4. The concentration of each treated control sample was calculated from the ratio of the peak area of the analyte (i.e., codv-19 potential therapeutic drug) to the peak area of the internal standard in each treated control sample in conjunction with the standard curve described above, and the assay lot was considered acceptable when the concentration calculations for at least 67% of the treated control samples (at least 50% of the samples at each concentration point) were within ± 15.0% of their corresponding indices.

The results are shown in FIG. 5, where the standard curve regression equation is: y 0.000718x +0.000224(r 0.9969, r)²Greater than 0.98), the result of the back calculation deviation of the labeled value of the labeled sample and the labeled value of the quality control sample is shown in table 9 and table 10, and the standard of the analysis batch acceptance is met. In conclusion, the method can be used for determining the cynomolgus monkey EDTA-K₂Concentration of COVID-19 potential therapeutic drug in plasma.
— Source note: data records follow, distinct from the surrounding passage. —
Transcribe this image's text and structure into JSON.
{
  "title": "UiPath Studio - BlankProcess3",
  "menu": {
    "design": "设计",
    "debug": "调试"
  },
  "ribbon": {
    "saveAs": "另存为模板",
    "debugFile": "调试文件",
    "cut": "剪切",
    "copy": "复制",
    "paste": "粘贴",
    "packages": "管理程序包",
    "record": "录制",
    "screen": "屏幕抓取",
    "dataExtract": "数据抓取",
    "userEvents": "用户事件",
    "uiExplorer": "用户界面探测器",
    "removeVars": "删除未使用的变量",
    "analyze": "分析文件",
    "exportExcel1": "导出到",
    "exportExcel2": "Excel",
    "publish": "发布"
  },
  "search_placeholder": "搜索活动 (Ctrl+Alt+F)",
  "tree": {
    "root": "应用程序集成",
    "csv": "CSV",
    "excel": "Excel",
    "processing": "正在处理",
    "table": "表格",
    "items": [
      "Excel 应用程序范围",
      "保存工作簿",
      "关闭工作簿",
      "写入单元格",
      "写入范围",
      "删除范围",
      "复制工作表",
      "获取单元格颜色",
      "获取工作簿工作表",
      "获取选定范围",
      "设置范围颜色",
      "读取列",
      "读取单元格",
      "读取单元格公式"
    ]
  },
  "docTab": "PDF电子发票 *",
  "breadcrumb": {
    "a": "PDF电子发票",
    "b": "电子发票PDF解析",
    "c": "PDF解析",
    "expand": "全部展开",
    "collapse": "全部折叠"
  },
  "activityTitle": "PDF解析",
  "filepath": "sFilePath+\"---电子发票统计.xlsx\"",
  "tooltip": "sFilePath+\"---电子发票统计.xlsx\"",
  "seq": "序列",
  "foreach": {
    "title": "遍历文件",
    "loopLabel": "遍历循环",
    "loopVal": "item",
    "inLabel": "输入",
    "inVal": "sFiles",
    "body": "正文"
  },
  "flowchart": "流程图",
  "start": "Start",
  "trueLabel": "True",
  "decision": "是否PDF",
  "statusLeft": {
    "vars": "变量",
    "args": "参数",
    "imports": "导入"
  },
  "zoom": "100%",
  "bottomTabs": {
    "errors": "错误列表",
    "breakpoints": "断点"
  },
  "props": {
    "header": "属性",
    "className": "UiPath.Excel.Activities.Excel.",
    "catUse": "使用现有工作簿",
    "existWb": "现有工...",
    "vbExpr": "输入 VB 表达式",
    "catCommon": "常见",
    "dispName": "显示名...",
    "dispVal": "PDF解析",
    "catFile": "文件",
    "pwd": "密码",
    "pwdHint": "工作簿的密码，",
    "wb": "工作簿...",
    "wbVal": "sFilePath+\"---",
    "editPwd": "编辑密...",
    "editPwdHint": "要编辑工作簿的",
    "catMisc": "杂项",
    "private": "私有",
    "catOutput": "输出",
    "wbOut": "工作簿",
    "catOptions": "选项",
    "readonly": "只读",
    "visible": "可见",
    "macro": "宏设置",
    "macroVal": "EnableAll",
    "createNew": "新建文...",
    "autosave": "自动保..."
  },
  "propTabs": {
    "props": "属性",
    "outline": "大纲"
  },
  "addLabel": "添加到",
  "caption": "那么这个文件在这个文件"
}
Table 9: quality control sample and marked value back calculation deviation data table

Table 10: data table for back calculation of deviation between marked music and marked value

While specific embodiments of the invention have been described above, it will be appreciated by those skilled in the art that this is by way of example only, and that the scope of the invention is defined by the appended claims. Various changes and modifications to these embodiments may be made by those skilled in the art without departing from the spirit and scope of the invention, and these changes and modifications are within the scope of the invention.